Critique : Far north
D'Asif Kapadia, plutôt que The return (énième bidule fantastoc avec Sarah Michelle Gellar), il vaut mieux retenir The warrior, thriller d'aventures anglo-indien assez marquant. On retrouve dans Far north quelques-uns des thèmes qui animaient ce premier long, et notamment la façon dont l'être humain, noyé dans l'immensité des grands espaces naturels, finira inexorablement par sombrer dans la folie nombriliste. Étrange film que celui-ci, qui débute comme un énième film d'aventures dans le Grand Nord avant de se muer brusquement en un triangle amoureux très particulier.

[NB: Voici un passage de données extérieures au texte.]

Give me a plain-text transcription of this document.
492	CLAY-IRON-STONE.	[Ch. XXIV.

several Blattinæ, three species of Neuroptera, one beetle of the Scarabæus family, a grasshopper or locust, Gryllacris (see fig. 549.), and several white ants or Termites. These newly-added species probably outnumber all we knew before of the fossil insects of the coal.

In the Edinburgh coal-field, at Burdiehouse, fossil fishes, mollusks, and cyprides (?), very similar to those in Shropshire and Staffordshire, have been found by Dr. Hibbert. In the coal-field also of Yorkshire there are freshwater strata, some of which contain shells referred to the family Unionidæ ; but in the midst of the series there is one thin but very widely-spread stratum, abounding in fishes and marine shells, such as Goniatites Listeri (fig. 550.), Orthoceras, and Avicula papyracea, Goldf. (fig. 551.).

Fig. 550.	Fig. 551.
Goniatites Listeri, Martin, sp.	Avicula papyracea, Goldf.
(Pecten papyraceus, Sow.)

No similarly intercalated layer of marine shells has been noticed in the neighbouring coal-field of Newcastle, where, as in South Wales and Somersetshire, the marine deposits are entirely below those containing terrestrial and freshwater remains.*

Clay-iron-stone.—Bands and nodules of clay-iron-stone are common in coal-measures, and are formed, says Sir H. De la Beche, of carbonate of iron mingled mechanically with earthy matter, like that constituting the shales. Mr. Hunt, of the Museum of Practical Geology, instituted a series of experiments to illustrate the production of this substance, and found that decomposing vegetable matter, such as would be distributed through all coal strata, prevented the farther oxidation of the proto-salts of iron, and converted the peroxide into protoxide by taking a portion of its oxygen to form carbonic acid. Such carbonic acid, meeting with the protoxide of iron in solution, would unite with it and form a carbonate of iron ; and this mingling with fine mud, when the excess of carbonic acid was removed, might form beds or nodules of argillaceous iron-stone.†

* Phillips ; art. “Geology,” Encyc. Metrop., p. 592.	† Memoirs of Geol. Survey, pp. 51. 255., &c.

Il faut dire que les trois protagonistes sont
seuls au milieu de nulle part, et donc face à eux-mêmes en permanence,
sans possibilité de se cacher, de s'isoler ou de mentir durablement,
d'où le côté pervers de la situation, celui-ci étant accentué par le
fait que les deux femmes qui se disputent les faveurs du même mâle sont
mère et fille... Glauque ? Pas vraiment, ou en tout cas pas
immédiatement. En bon faiseur d'images, Kapadia utilise à merveille les
décors toujours plus blancs pour adoucir et rafraîchir ce qui aurait pu
n'être qu'un drame lourd en pathos. Il accouche d'un film délicat, à
bonne distance de ses personnages, sans doute un peu trop glacé (au
sens figuré) pour réellement impliquer son spectateur mais disposant de
quelques scènes-clés vraiment fortes.
L'un des points forts de Far north,
outre son interprétation sans faille, c'est la façon dont le scénario
va finalement faire des choix, s'éloignant peu à peu des canons d'un
genre trop souvent poussé par les convenances à finir en queue de
poisson et en non-dits. Plus le générique approche et plus il se
passera de choses, l'intensité allant croissant jusqu'à un dénouement
franchement mémorable mais pas totalement abouti. Ce n'est donc pas la
tiédeur qui prime dans ce beau film où la chaleur des corps contraste
admirablement avec la rigueur du climat. Bien que pas totalement mûr,
Asif Kapadia est un cinéaste à suivre.